Meta-analysis and adverse drug reactions

CMAJ 1999;160:987

Evelinde Trindade and colleagues raise a number of important issues regarding meta-analysis and the reporting of adverse drug reactions in their article on adverse effects associated with selective serotonin reuptake inhibitors (SSRIs) and tricyclic antidepressants [full text].1

Although meta-analysis has become an accepted method for statistically pooling outcome measurements, the results of such analyses may not uniformly predict the clinical outcomes of randomized controlled trials2 and must be interpreted with caution.
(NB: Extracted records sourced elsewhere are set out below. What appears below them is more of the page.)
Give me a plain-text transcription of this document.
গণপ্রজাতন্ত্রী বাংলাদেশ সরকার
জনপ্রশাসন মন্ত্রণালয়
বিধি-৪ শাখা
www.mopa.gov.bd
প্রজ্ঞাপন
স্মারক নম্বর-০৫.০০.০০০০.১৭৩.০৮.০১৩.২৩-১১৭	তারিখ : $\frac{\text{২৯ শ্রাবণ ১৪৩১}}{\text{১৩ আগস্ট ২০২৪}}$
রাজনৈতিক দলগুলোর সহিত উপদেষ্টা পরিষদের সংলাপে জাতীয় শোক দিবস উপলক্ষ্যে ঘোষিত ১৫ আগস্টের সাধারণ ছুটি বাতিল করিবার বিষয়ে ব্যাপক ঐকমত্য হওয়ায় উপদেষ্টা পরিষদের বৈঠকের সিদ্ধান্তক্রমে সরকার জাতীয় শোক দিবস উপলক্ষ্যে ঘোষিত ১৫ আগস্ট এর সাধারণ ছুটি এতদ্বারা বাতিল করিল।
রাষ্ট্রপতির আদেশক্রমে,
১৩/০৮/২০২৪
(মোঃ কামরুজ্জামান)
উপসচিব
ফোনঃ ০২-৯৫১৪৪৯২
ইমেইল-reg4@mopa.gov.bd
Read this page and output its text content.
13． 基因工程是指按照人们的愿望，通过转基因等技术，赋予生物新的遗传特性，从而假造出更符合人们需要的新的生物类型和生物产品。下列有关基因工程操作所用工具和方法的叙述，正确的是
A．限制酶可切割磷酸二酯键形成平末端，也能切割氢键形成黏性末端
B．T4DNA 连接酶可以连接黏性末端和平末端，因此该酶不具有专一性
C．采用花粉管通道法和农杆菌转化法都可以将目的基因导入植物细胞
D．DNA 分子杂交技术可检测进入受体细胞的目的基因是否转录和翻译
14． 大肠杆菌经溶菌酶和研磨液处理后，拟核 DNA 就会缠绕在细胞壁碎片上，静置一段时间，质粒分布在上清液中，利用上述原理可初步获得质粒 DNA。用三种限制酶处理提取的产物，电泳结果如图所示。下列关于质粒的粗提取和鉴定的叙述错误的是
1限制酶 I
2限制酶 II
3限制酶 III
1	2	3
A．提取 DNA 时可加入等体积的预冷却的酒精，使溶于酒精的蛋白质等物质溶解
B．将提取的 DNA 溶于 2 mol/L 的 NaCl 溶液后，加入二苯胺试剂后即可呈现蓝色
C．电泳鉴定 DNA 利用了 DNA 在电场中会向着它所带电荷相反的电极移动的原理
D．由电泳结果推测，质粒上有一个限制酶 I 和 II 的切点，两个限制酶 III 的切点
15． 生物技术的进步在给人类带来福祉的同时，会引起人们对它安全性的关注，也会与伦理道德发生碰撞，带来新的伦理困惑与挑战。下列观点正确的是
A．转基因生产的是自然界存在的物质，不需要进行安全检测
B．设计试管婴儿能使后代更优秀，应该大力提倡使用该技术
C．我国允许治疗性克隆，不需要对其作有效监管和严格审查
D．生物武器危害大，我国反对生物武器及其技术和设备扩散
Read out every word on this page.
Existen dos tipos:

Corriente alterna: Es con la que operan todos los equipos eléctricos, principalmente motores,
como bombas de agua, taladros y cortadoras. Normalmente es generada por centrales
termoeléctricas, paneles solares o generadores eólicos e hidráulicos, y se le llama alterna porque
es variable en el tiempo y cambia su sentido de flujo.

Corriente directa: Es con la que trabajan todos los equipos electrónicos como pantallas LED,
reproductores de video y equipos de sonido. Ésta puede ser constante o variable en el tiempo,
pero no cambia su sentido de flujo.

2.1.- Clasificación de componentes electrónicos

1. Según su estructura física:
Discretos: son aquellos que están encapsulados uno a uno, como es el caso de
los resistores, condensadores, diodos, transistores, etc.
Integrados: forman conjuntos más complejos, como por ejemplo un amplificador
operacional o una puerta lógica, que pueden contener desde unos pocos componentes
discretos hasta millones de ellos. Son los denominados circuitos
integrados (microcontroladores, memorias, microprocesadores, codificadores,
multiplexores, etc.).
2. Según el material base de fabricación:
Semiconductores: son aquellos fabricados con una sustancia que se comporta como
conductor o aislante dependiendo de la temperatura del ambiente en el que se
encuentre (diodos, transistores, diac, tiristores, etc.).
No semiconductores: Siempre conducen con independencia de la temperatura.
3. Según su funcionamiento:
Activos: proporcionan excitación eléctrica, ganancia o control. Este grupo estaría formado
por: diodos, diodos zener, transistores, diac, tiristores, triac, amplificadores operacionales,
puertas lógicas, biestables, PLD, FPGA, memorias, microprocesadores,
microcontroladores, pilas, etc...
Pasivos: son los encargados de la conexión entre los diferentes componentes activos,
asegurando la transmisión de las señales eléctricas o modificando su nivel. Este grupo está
Limitations depend upon the selection of articles combined, the outcome criteria chosen, the heterogeneity of the studies included, the statistical technique used to pool the data, duplicate publication and interpretation of results.3,4

Furthermore, meta-analysis was developed primarily to examine treatment efficacy, not safety. Trindade and colleagues report crude occurrence rates of adverse events for 2 classes of antidepressant medications. They found that SSRIs cause significantly more serotonergic events and tricyclic antidepressants more anticholinergic events. Did this outcome warrant the use of meta-analysis? Although the presentation of overall event rates may be useful,5 meta-analysis comparing the adverse events of treatments with widely different side effect profiles is unnecessary, as there is no conflict to resolve.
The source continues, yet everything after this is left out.